- Fogo Charcoal
- Poblano Chile Peppers
- Leftover Smoked Meat - I used brisket but shredded pork would be great too
- One can of corn
- One can of black beans
- Shredded cheese
- Your favorite rub
Set your smoker up for indirect cooking to around 350.
Roast the Poblano Chiles
Rub the chilis with olive oil and place on the grill until all sides are charred. You will want to turn them every five minutes or so to get a nice char throughout. When the chiles are blackened, transfer them to a bowl and cover with plastic wrap. You will want to steam them for about 10 minutes so you can peel the skin off.

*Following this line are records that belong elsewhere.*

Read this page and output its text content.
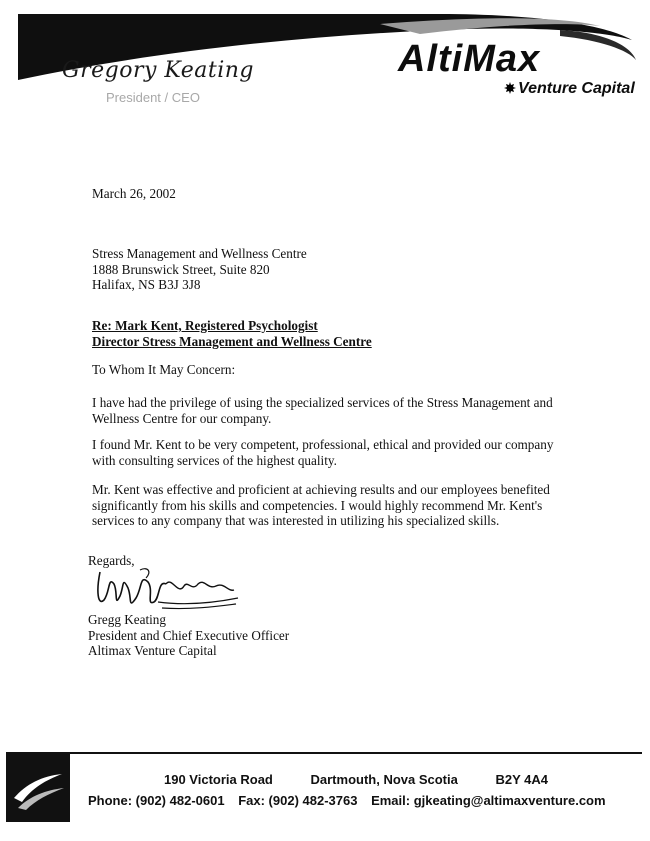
Gregory Keating
President / CEO
AltiMax
Venture Capital
March 26, 2002
Stress Management and Wellness Centre
1888 Brunswick Street, Suite 820
Halifax, NS B3J 3J8
Re: Mark Kent, Registered Psychologist
Director Stress Management and Wellness Centre
To Whom It May Concern:
I have had the privilege of using the specialized services of the Stress Management and Wellness Centre for our company.
I found Mr. Kent to be very competent, professional, ethical and provided our company with consulting services of the highest quality.
Mr. Kent was effective and proficient at achieving results and our employees benefited significantly from his skills and competencies. I would highly recommend Mr. Kent's services to any company that was interested in utilizing his specialized skills.
Regards,
Gregg Keating
President and Chief Executive Officer
Altimax Venture Capital
190 Victoria Road	Dartmouth, Nova Scotia	B2Y 4A4
Phone: (902) 482-0601 Fax: (902) 482-3763 Email: gjkeating@altimaxventure.com
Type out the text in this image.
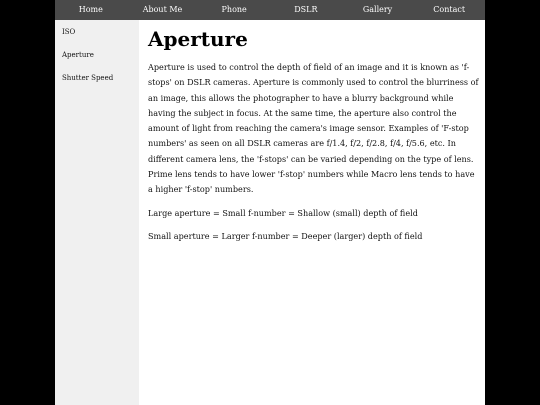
Home	About Me	Phone	DSLR	Gallery	Contact
ISO
Aperture
Shutter Speed
Aperture

Aperture is used to control the depth of field of an image and it is known as 'f-stops' on DSLR cameras. Aperture is commonly used to control the blurriness of an image, this allows the photographer to have a blurry background while having the subject in focus. At the same time, the aperture also control the amount of light from reaching the camera's image sensor. Examples of 'F-stop numbers' as seen on all DSLR cameras are f/1.4, f/2, f/2.8, f/4, f/5.6, etc. In different camera lens, the 'f-stops' can be varied depending on the type of lens. Prime lens tends to have lower 'f-stop' numbers while Macro lens tends to have a higher 'f-stop' numbers.

Large aperture = Small f-number = Shallow (small) depth of field

Small aperture = Larger f-number = Deeper (larger) depth of field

Dice up your leftover smoked meat and place in a bowl. Add one can of drained beans, one can of drained corn and cheese to bowl. Sprinkle your favorite rub on top and mix it all together.
Assemble the Peppers
Slice the peppers down the middle creating a pocket. You will scrape out the seeds and white pith. Leaving some seeds will add a little heat to your dish. Next take your mixture and stuff the peppers until they are full.
Place the assembled peppers into your favorite cast iron dish.
Cook the Peppers
Place the cast iron dish on your smoker that is setup for indirect cooking.
Cook the peppers for 20-30 minutes until they are starting to bubble.
Sprinkle additional cheese on top and let melt.
Serve with avocado, sour cream, etc.